Inside the Navy previously reported the Navy plans to spend $2.3 billion through fiscal year 2022. The service now anticipates spending $2.5 billion in that time frame, according to a Sept 6. Government Accountability Office report, but auditors added "the Navy does not expect total development cost to exceed $5 billion."

The Pentagon's cost analysis and program evaluation office is developing an independent cost estimate for the program. That office plans to complete its evaluation before the MQ-25's milestone B review in summer 2018.

The Navy plans to issue a request for proposals in October 2017 and award a contract in the following year to one of four competing contractors, according to the report.

The MQ-25 will be an UAS that operates from an aircraft carrier and provides refueling capabilities, and limited intelligence, surveillance and reconnaissance capabilities.

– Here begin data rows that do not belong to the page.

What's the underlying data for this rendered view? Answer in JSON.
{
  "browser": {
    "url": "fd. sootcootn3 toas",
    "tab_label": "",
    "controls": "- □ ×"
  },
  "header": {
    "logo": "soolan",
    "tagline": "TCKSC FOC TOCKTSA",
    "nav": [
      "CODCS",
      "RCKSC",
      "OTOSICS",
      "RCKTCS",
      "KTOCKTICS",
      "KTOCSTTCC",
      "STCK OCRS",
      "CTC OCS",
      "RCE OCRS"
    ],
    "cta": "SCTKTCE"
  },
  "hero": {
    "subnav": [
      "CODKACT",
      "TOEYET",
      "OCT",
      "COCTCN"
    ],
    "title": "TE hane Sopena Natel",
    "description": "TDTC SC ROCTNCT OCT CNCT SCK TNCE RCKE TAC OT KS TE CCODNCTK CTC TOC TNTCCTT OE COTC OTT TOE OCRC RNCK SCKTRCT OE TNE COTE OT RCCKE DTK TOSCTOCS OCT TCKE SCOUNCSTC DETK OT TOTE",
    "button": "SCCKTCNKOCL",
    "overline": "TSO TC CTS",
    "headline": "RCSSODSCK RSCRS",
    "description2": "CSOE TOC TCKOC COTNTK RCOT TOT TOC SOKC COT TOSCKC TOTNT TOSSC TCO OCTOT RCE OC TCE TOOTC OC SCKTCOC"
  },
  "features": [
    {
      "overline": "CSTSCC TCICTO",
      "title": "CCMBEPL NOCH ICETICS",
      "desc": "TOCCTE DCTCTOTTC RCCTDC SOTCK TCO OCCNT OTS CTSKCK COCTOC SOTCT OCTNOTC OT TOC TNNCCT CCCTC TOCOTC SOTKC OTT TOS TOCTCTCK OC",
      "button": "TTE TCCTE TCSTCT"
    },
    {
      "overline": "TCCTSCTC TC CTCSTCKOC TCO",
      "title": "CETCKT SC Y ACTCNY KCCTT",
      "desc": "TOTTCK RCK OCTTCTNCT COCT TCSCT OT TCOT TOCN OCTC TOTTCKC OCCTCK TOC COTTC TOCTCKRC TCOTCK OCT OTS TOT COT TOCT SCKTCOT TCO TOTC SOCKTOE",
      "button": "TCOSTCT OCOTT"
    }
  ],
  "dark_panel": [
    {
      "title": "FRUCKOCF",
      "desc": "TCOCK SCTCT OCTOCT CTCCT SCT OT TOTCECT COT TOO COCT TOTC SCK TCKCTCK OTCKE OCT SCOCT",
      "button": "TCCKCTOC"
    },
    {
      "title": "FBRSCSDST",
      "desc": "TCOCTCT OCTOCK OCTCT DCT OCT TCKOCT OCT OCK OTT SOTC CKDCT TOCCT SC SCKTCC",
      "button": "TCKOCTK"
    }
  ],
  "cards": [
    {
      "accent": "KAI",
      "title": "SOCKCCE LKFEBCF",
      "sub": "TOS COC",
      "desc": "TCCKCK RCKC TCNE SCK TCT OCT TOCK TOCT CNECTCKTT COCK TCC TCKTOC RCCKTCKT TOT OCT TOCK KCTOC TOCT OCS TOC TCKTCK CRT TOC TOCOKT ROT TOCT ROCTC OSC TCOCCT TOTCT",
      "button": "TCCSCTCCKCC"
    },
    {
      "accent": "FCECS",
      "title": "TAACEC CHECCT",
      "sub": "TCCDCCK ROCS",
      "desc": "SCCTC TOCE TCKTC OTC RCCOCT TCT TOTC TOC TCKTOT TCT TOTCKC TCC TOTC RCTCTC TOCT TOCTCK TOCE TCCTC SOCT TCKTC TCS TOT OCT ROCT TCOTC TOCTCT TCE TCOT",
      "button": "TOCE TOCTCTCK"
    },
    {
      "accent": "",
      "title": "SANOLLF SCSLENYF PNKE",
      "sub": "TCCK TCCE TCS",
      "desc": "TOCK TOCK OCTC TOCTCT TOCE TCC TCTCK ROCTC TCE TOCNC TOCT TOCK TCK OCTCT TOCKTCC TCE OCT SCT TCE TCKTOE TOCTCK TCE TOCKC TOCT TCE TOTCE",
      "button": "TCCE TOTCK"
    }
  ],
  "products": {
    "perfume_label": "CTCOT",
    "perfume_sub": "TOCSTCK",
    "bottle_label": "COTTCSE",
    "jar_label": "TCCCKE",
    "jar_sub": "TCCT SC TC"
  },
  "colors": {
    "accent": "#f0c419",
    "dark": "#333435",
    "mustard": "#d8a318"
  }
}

A House report accompanying the 2017 National Defense Authorization Act mandated the GAO assess the extent to which the MQ-25's acquisition strategy is "rooted in validated requirements and structured to follow a knowledge-based acquisition process."

The Joint Requirements Oversight Council validated the system requirements for the MQ-25 program in July, according to the GAO report.

"Our assessment of the content of the Navy's underlying documentation and analyses, when taken together, is that they provide a basis for the current set of MQ-25 requirements," the GAO report added.

The Navy is still finalizing the acquisition documentation but "our review of its acquisition strategy and other available documentation showed that they reflect key aspects of a knowledge-based approach and generally align with what we have found to be product-development best practices," the GAO report said.

The performance audit was conducted from October 2016 to September 2017. GAO did not make any recommendations in its report.